Fix list: secret scanning enabled on every repo (free in GitHub, GitLab, Bitbucket); secrets stored in proper vaults (AWS Secrets Manager, Azure Key Vault, HashiCorp Vault) and rotated; CI/CD pipelines that fetch secrets at runtime rather than embedding them.
5. Open security groups and overly permissive NSGs
The cloud equivalent of a flat-network LAN. A security group that allows 0.0.0.0/0 to port 22, 3389, or 1433. Inbound RDP exposure is the bread-and-butter of ransomware initial access; AWS’s own Trusted Advisor reports continue to flag tens of thousands of accounts with public RDP exposure.

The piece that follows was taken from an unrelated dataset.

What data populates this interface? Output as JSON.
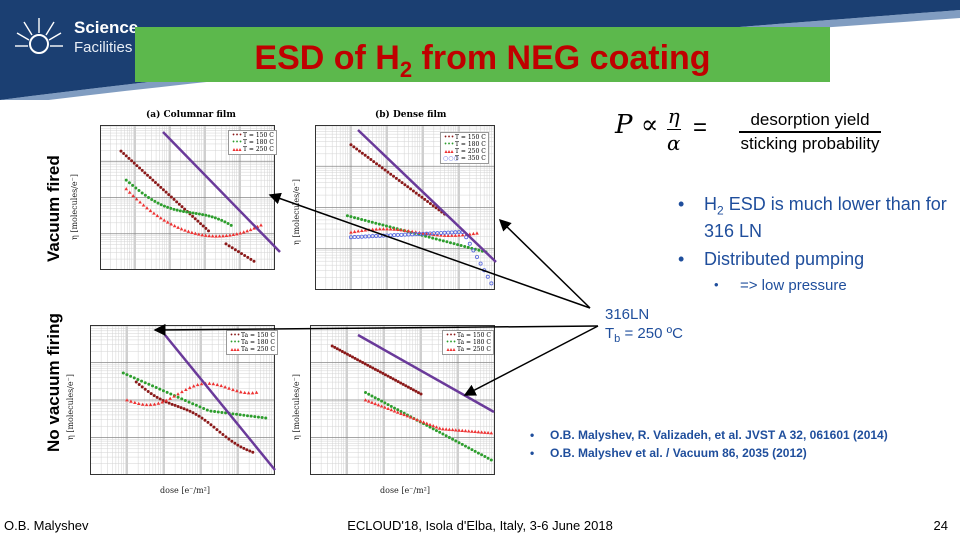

Compounding factor: cloud security groups are easy to create and easy to forget. The "any/any allow temporary for testing" rule that survives the project. Tools like Steampipe and Prowler can audit security groups against compliance baselines.
6. Logging and monitoring not enabled
The breach happens; the logs that would have revealed it are not on. CloudTrail not enabled. Azure Activity Log retention set to default. Kubernetes audit logging disabled. The forensic value of cloud logs is enormous, and it depends on the logs existing in the first place.
CIS benchmarks for AWS, Azure, and GCP have explicit baseline requirements for logging coverage. Most cloud-security posture management tools (Prisma Cloud, Wiz, Lacework, Orca, the open-source Cloud Custodian) check these continuously.
7. Disabled or unused encryption
Storage encryption disabled on databases, S3 buckets, EBS volumes; unencrypted RDS snapshots; SSL/TLS termination at the load balancer with cleartext to the origin. Cloud platforms make encryption easy and often default-on, but exceptions accumulate. CIS Cloud Benchmarks and the cloud providers’ Well-Architected Framework reviews explicitly check for these gaps.
8. Unmanaged shadow IT
The marketing team’s WordPress on a colleague’s personal AWS account. The data-science team’s Snowflake instance with public network policy. The developer’s Heroku app holding production data. Shadow IT in cloud is structurally easy to create and structurally hard to detect, because it does not appear in central inventory.
The credible response is a corporate cloud broker model: no production data on personal cloud accounts; centralised access via SSO; cloud-account discovery tooling; and a permissive but supervised path for legitimate experimentation.
What good cloud posture management looks like
Mature cloud security in 2026 is built on three layers:
CSPM (Cloud Security Posture Management) tools that continuously evaluate configuration against benchmarks. Wiz, Orca, Prisma Cloud, Lacework, AWS Security Hub, Azure Defender for Cloud, GCP Security Command Center all do this; the open-source equivalents (Prowler, ScoutSuite) cover the basics.
Identity-centric monitoring. Modern CIEM (Cloud Infrastructure Entitlement Management) tools track who can do what and surface excessive privilege. Identity is the cloud’s perimeter; auditing it continuously is the highest-leverage detection investment.
Workload-level telemetry. Runtime EDR or eBPF-based tools (Falco, Sysdig, Datadog Workload Security, AWS GuardDuty) catch the things that misconfiguration analysis cannot, actual exploitation behaviour inside the workload.
The headline lesson, after a decade of cloud incidents: the platforms are largely secure, the configurations largely are not, and the operational discipline of running them right is the actual security model. The cloud providers’ shared-responsibility documentation says exactly this. Reading it carefully and acting on it remains the cheapest and most effective cloud-security investment any organisation can make.